The family rushed out of their house and watched while their garage disappeared into the flames. Those flames “were huge,” Alonso said, adding they’d consumed and damaged a 1965 Cadillac and a motorbike. And soon enough the garage itself collapsed, leading to the scramble to try to save Meyer’s life.

Nance-Holt, who joined the department in 1990, received the awful phone call in the early-morning hours. When she heard the caller relay Meyer’s name she immediately made a decades-old connection.

“Oh, my God,” she said she thought when hearing Meyer’s name. “I know him.”

“I was a deputy on the West Side,” she said. “And I worked with Dave.”

Meyer spent almost all of his nearly 30 years as a Chicago firefighter on the West Side. Before becoming captain of Truck 29, he was a lieutenant on Truck 35. Nance-Holt and Chicago Mayor Brandon Johnson spent Wednesday morning meeting with and consoling members of Meyer’s family, those related by blood or badge.

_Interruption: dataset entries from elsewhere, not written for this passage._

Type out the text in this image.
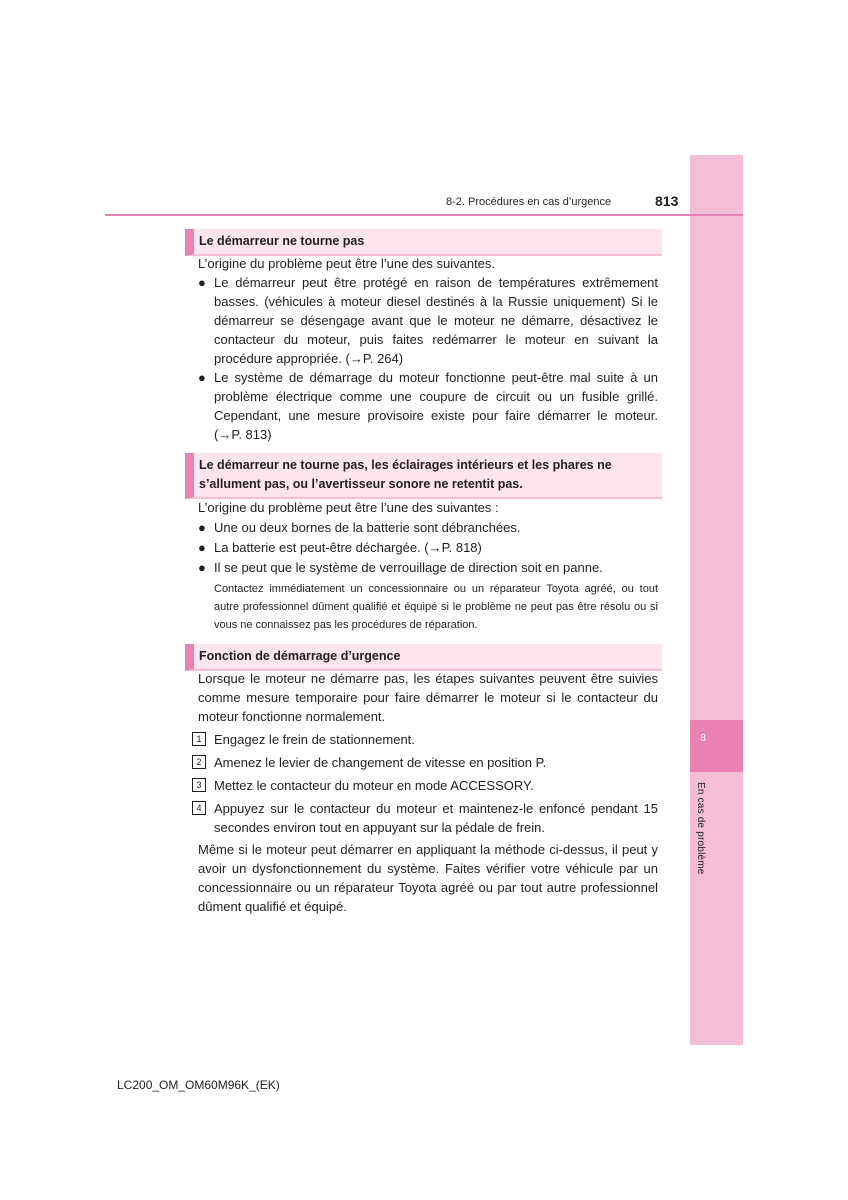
8
En cas de problème
8-2. Procédures en cas d’urgence	813
Le démarreur ne tourne pas
L’origine du problème peut être l’une des suivantes.
● Le démarreur peut être protégé en raison de températures extrêmement basses. (véhicules à moteur diesel destinés à la Russie uniquement) Si le démarreur se désengage avant que le moteur ne démarre, désactivez le contacteur du moteur, puis faites redémarrer le moteur en suivant la procédure appropriée. (→P. 264)
● Le système de démarrage du moteur fonctionne peut-être mal suite à un problème électrique comme une coupure de circuit ou un fusible grillé. Cependant, une mesure provisoire existe pour faire démarrer le moteur. (→P. 813)
Le démarreur ne tourne pas, les éclairages intérieurs et les phares ne s’allument pas, ou l’avertisseur sonore ne retentit pas.
L’origine du problème peut être l’une des suivantes :
● Une ou deux bornes de la batterie sont débranchées.
● La batterie est peut-être déchargée. (→P. 818)
● Il se peut que le système de verrouillage de direction soit en panne.
Contactez immédiatement un concessionnaire ou un réparateur Toyota agréé, ou tout autre professionnel dûment qualifié et équipé si le problème ne peut pas être résolu ou si vous ne connaissez pas les procédures de réparation.
Fonction de démarrage d’urgence
Lorsque le moteur ne démarre pas, les étapes suivantes peuvent être suivies comme mesure temporaire pour faire démarrer le moteur si le contacteur du moteur fonctionne normalement.
1 Engagez le frein de stationnement.
2 Amenez le levier de changement de vitesse en position P.
3 Mettez le contacteur du moteur en mode ACCESSORY.
4 Appuyez sur le contacteur du moteur et maintenez-le enfoncé pendant 15 secondes environ tout en appuyant sur la pédale de frein.
Même si le moteur peut démarrer en appliquant la méthode ci-dessus, il peut y avoir un dysfonctionnement du système. Faites vérifier votre véhicule par un concessionnaire ou un réparateur Toyota agréé ou par tout autre professionnel dûment qualifié et équipé.
LC200_OM_OM60M96K_(EK)
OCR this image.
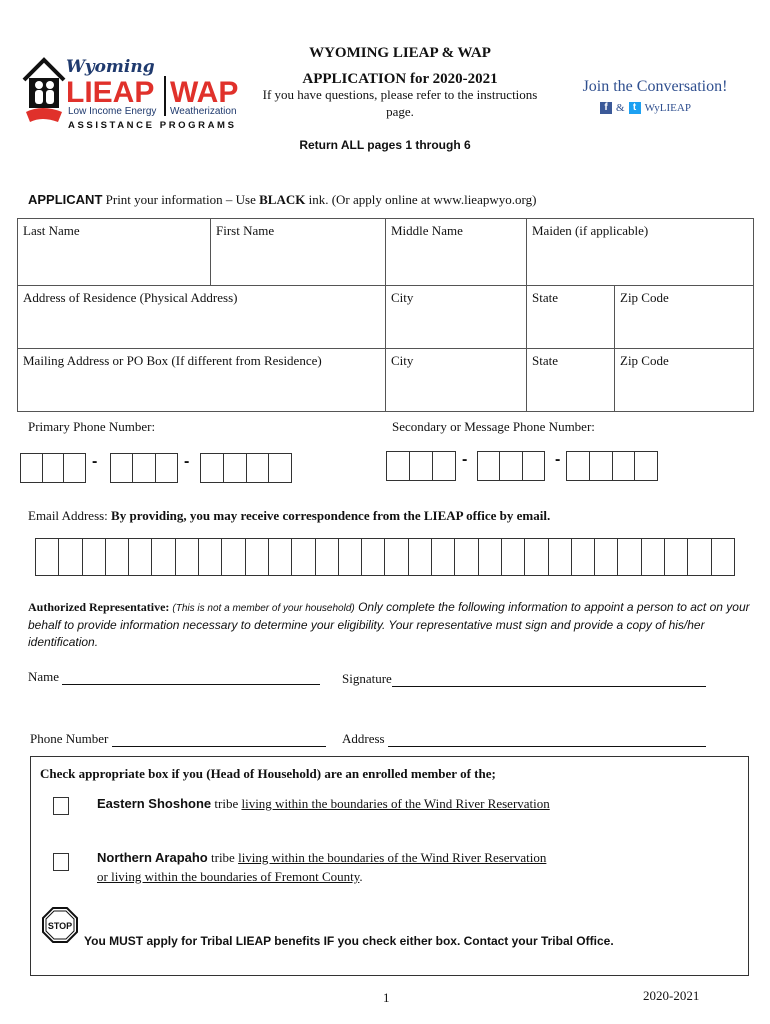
Wyoming
LIEAP WAP
Low Income Energy Weatherization
ASSISTANCE PROGRAMS
WYOMING LIEAP & WAP
APPLICATION for 2020-2021
If you have questions, please refer to the instructions page.
Join the Conversation!
f & t WyLIEAP
Return ALL pages 1 through 6
APPLICANT Print your information – Use BLACK ink. (Or apply online at www.lieapwyo.org)
Last Name	First Name	Middle Name	Maiden (if applicable)
Address of Residence (Physical Address)	City	State	Zip Code
Mailing Address or PO Box (If different from Residence)	City	State	Zip Code
Primary Phone Number:	Secondary or Message Phone Number:
-	-	-	-
Email Address: By providing, you may receive correspondence from the LIEAP office by email.
Authorized Representative: (This is not a member of your household) Only complete the following information to appoint a person to act on your behalf to provide information necessary to determine your eligibility. Your representative must sign and provide a copy of his/her identification.
Name	Signature
Phone Number	Address
Check appropriate box if you (Head of Household) are an enrolled member of the;
Eastern Shoshone tribe living within the boundaries of the Wind River Reservation
Northern Arapaho tribe living within the boundaries of the Wind River Reservation
or living within the boundaries of Fremont County.
STOP
You MUST apply for Tribal LIEAP benefits IF you check either box. Contact your Tribal Office.
1	2020-2021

They learned things about him and told stories and tried to console each other amid the grief. Nance-Holt said Meyer’s wife shared that she and her husband had been a couple for nearly 40 years, since they were teenagers. The commissioner spent time with Meyer’s mother, who said, according to Nance-Holt, “No one should watch their child go first.”

She knew as well as anyone, though, what Meyer knew and what all firefighters know. And that was the grim reality that the next call could always be their last — that in their chosen line of work they were never guaranteed another call or another day. Nance-Holt spoke of the bond among firefighters. The time spent in the station, watching each other age, watching their children grow up. Being in each other’s weddings. Becoming godparents and even grandparents. Going to funerals.

She’d come to know Wednesday morning that Meyer “was the rock” of his family. That he was a talented builder, and good with his hands.

Johnson called Meyer’s death “a very difficult time for our city,” and underscored his sacrifice.

“Our city is strong,” the mayor said. “The brave women and men who serve this city every single day and put their lives on the line for us — we do not take that for granted.”

Meyer became the first Chicago firefighter to die in the line of duty since 2023, when the department mourned the death of four firefighters. That was part of why, the commissioner said, she was hesitant to discuss the cause and the details in the immediate aftermath — because after a calendar year without any deaths, Wednesday came as a sad and painful shock.

There was a thought, she said of the pain of the past, “that we’d escaped that.”

“And now here we are again. … So just give us a moment to grieve, to wrap our minds around it. To take our brother to the morgue, where we go next with his family.”


A department that experiences an LODD can’t change the past, but it can affect the future to ease pain and prevent more deaths

By the middle of Wednesday afternoon, the site of the fire had already been cleared. There was nothing left of the garage, and few signs that such a calamity had happened. Meyer’s station, meanwhile, remained quiet. American and Chicago flags rustled slightly in the wind. Neighbors gathered occasionally and the red garage doors opened and closed.

Officers shuffled around inside. Around 4:30 p.m., a little more than 12 hours before a tragedy unfolded, another call came in. A truck pulled out of the station with its lights flashing and sirens blaring, on to the next emergency.